Risk Stratification and Management of TIA and Minor Stroke

2019 
Together, transient ischemic attack (TIA) and minor stroke represent the largest group of cerebrovascular events, with one study estimating that over 80% of all stroke patients fall into this category [1]. With the advent of reperfusion therapies for acute ischemic stroke, systems of care have been streamlined such that patients with disabling or non-disabling deficits often present and are assessed very quickly after the onset of symptoms.

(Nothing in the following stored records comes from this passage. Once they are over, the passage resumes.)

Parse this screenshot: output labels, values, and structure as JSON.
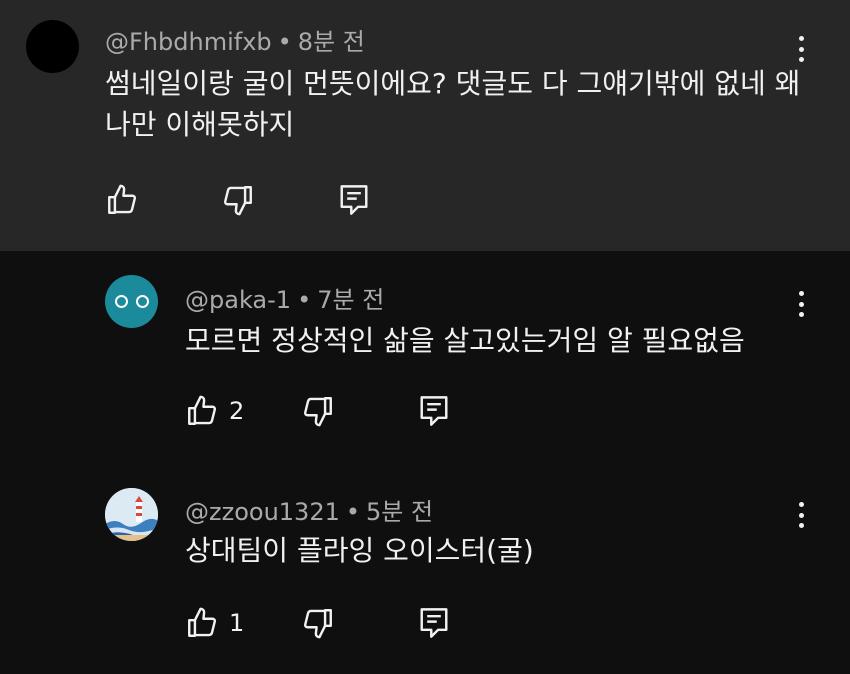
{
  "comments": [
    {
      "author": "@Fhbdhmifxb",
      "time": "8분 전",
      "text": "썸네일이랑 굴이 먼뜻이에요? 댓글도 다 그얘기밖에 없네 왜 나만 이해못하지",
      "likes": ""
    },
    {
      "author": "@paka-1",
      "time": "7분 전",
      "text": "모르면 정상적인 삶을 살고있는거임 알 필요없음",
      "likes": "2"
    },
    {
      "author": "@zzoou1321",
      "time": "5분 전",
      "text": "상대팀이 플라잉 오이스터(굴)",
      "likes": "1"
    }
  ],
  "separator": "•",
  "colors": {
    "highlight_bg": "#272727",
    "page_bg": "#0f0f0f",
    "meta_text": "#aaaaaa",
    "avatar_teal": "#1b8a9b"
  },
  "icons": [
    "thumb-up-icon",
    "thumb-down-icon",
    "reply-icon",
    "more-vert-icon"
  ]
}
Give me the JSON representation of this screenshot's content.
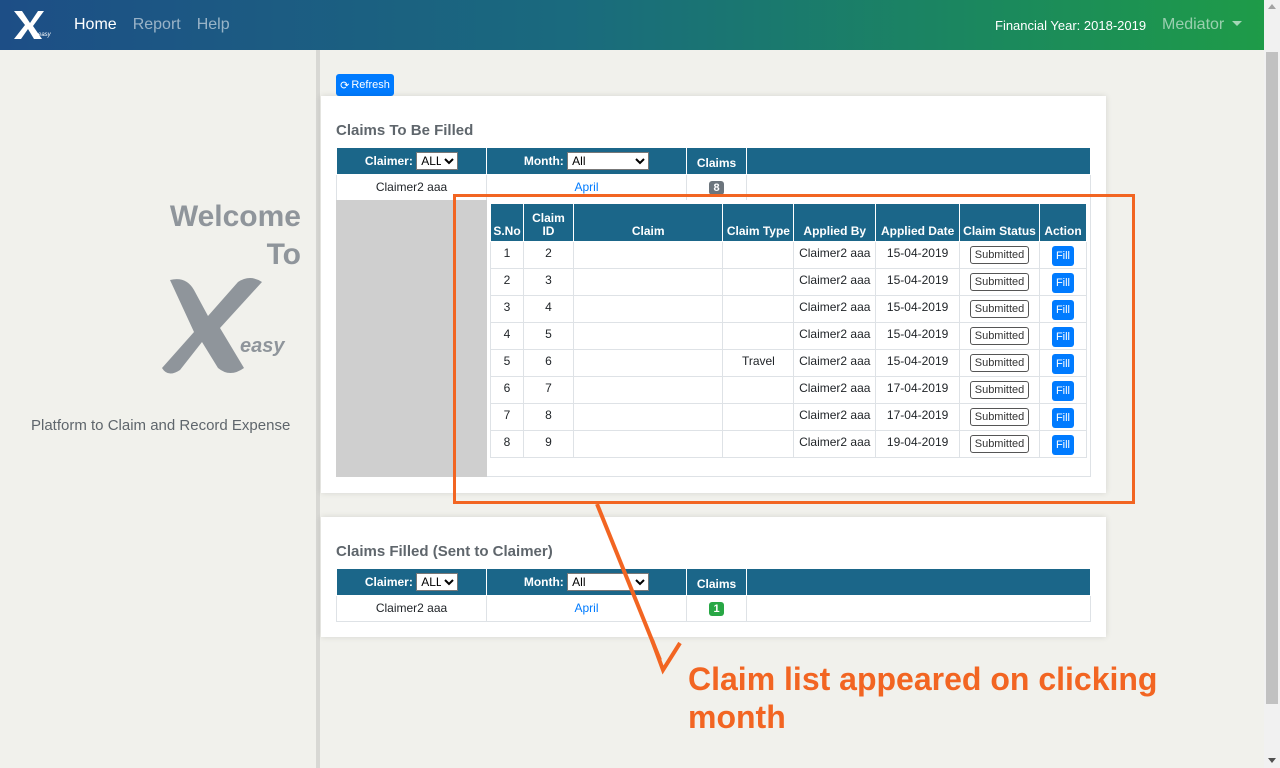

Despite this, those with non-disabling deficits often fall into a therapeutic void since they are not considered eligible for thrombolysis or thrombectomy. This is particularly tragic since among patients considered too mild for thrombolytic therapy, up to one-third end up dead or dependent on being discharged from hospital [2, 3]. Furthermore, 15–30% of disabling strokes are heralded by non-disabling stroke or TIA, usually within the preceding 7 days [4]. Many studies have also demonstrated that after TIA or minor stroke, there is an approximately 10% risk of subsequent stroke within 90 days [5–13]. Functional disability may also affect about 15% of patients with TIA and minor stroke even in the absence of stroke recurrence [14]. Finally, as markers of vascular disease, TIAs predict an increased risk for all cardiovascular events and death in the longer term [5, 8]. Patients with mild cerebral ischemia represent an ideal target for therapy since they have a significant amount of tissue and function to safeguard in the face of an elevated early risk of major stroke.